Which is saving the data in the database as so

This is not saving the date in connection to any time zone other than UTC, regardless of where the user is who created the entry.

Screen Shot 2019-12-09 at 11.38.34 PM

I created the entry in Bangkok Thailand, but the date is manipulated in the above screen shot using the text element set up below

Screen Shot 2019-12-09 at 11.40.30 PM

Which has taken this data of the offset UTC from my database

At this stage of my setup and testing I am under the impression that it doesn’t matter where in the world the user who creates the date entry is when they create it, as long as I am able to convert it to the user who views it timezone, they will see it as the correct time in their zone.
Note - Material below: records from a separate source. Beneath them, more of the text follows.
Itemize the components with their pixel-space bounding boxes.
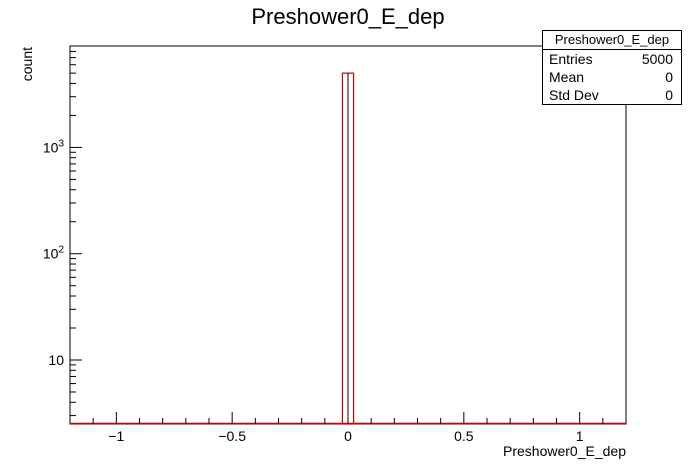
y-tick-label: 10 [48,352,64,368]
chart-title: Preshower0_E_dep [251,4,444,29]
y-axis-title: count [19,47,35,81]
stats-label: Entries [549,51,593,67]
y-tick-label: 102 [43,245,65,262]
stats-value: 5000 [641,51,673,67]
stats-value: 0 [665,69,673,85]
stats-box: Preshower0_E_dep Entries 5000 Mean 0 Std Dev… [542,30,682,105]
stats-label: Std Dev [549,87,599,103]
x-axis-ticks: −1 −0.5 0 0.5 1 [92,412,604,444]
stats-value: 0 [665,87,673,103]
x-tick-label: 0.5 [454,428,474,444]
stats-row: Std Dev 0 [543,86,681,104]
x-axis-title: Preshower0_E_dep [503,443,626,459]
x-tick-label: 0 [344,428,352,444]
stats-rows: Entries 5000 Mean 0 Std Dev 0 [543,50,681,104]
y-axis-ticks: 10 102 103 [43,45,82,417]
stats-row: Entries 5000 [543,50,681,68]
stats-label: Mean [549,69,585,85]
x-tick-label: −0.5 [218,428,246,444]
x-tick-label: 1 [576,428,584,444]
stats-box-title: Preshower0_E_dep [543,31,681,50]
histogram-bars [70,72,626,425]
x-tick-label: −1 [108,428,124,444]
y-tick-label: 103 [43,138,65,155]
stats-row: Mean 0 [543,68,681,86]
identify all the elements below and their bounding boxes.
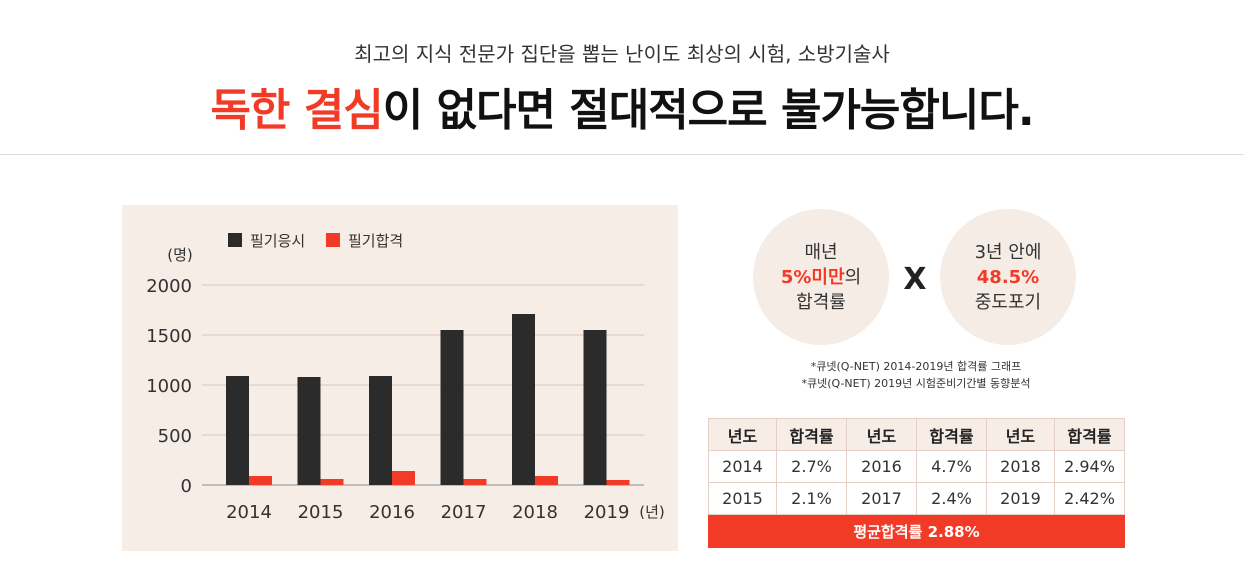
table-cell: 2014 bbox=[708, 450, 777, 483]
bar-chart: 0 500 1000 1500 2000 (명) 2014 2015 2016 2017 2018 2… bbox=[146, 232, 665, 523]
legend-swatch bbox=[228, 233, 242, 247]
table-cell: 2018 bbox=[986, 450, 1055, 483]
table-cell: 2.42% bbox=[1054, 482, 1125, 515]
x-tick-label: 2015 bbox=[298, 502, 344, 523]
bar-applicants bbox=[440, 330, 464, 485]
dropout-circle: 3년 안에 48.5% 중도포기 bbox=[940, 209, 1076, 345]
x-tick-label: 2018 bbox=[512, 502, 558, 523]
pass-rate-highlight: 5%미만 bbox=[780, 266, 845, 288]
average-row: 평균합격률 2.88% bbox=[708, 514, 1125, 548]
pass-rate-suffix: 의 bbox=[844, 266, 862, 288]
chart-panel: 0 500 1000 1500 2000 (명) 2014 2015 2016 2017 2018 2… bbox=[122, 205, 678, 551]
source-note: *큐넷(Q-NET) 2019년 시험준비기간별 동향분석 bbox=[801, 377, 1031, 390]
y-tick-label: 0 bbox=[181, 476, 192, 497]
bar-passed bbox=[463, 479, 487, 485]
table-row: 2014 2.7% 2016 4.7% 2018 2.94% bbox=[708, 450, 1125, 483]
table-cell: 2.1% bbox=[776, 482, 847, 515]
legend-label: 필기합격 bbox=[348, 232, 403, 250]
legend-swatch bbox=[326, 233, 340, 247]
column-header: 년도 bbox=[986, 418, 1055, 451]
table-cell: 2017 bbox=[846, 482, 917, 515]
dropout-line1: 3년 안에 bbox=[974, 241, 1042, 263]
source-notes: *큐넷(Q-NET) 2014-2019년 합격률 그래프 *큐넷(Q-NET)… bbox=[708, 358, 1124, 392]
dropout-line3: 중도포기 bbox=[974, 291, 1042, 313]
bar-applicants bbox=[226, 376, 249, 485]
dropout-highlight: 48.5% bbox=[976, 266, 1040, 288]
table-cell: 2015 bbox=[708, 482, 777, 515]
bar-applicants bbox=[512, 314, 535, 485]
bar-passed bbox=[249, 476, 272, 485]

My use of this is for a ticketing system for events. I feel that if a user is viewing the event hosted in Las Vegas from a computer in Bangkok they should see the date/time the event starts in accordance with their timezone and if they create the event in New York the set up won’t need to take that into account ( i.e. event in Vegas begins on December 31 at midnight will be seen in Bangkok as beginning on Jan 01 at 3PM when a user in New York enters the date as December 31 at midnight - and once entered the person in New York who created it will see it as Jan 01 at 2AM ).

If I were to do as you mention:

I wouldn’t be able to allow an event creator to set the time the event starts, but I think what I set up eliminates the possibility of unexpected results except at this point in the case of daylight savings time.

The one thing I need to do to make it work properly though is to have a data field to set the timezone of the location of the event, so that when an event is saved, it is known which timezone to use as the “base time” saved in the D.B. This way, a user in Bangkok who creates the event to start on Jan 01 at 1AM will see it as starting at Jan 01 at 1AM instead of how it functions now…essentially the “base time zone” now is UTC and I need to have the ability to set it to the event creators time zone so all other time conversions I do show correct date and time in their time zone.

This I think is similar to what you mentioned:

I am still in the testing / building phase but the idea of getting the UTC offset from the browser is where I am stuck, but as my app is to be used solely in the USA I at this point might just add the data to the database for the 6 timezones in the USA. If what I do saves me a bunch of headaches with time I am planning to post a tip on the forum. I’ll update this thread with a link to it if I get that far.

Yes, you’re right about this, so you may not need to take my reply into consideration. I wrote it mostly because I saw the structure in your screenshot, and thought I’d mention that this can cause problems – though not necessarily with your current setup.

So yeah, sorry about the confusion, but converting the date as the user “sees it” in his browser will indeed work even with the Set hours function.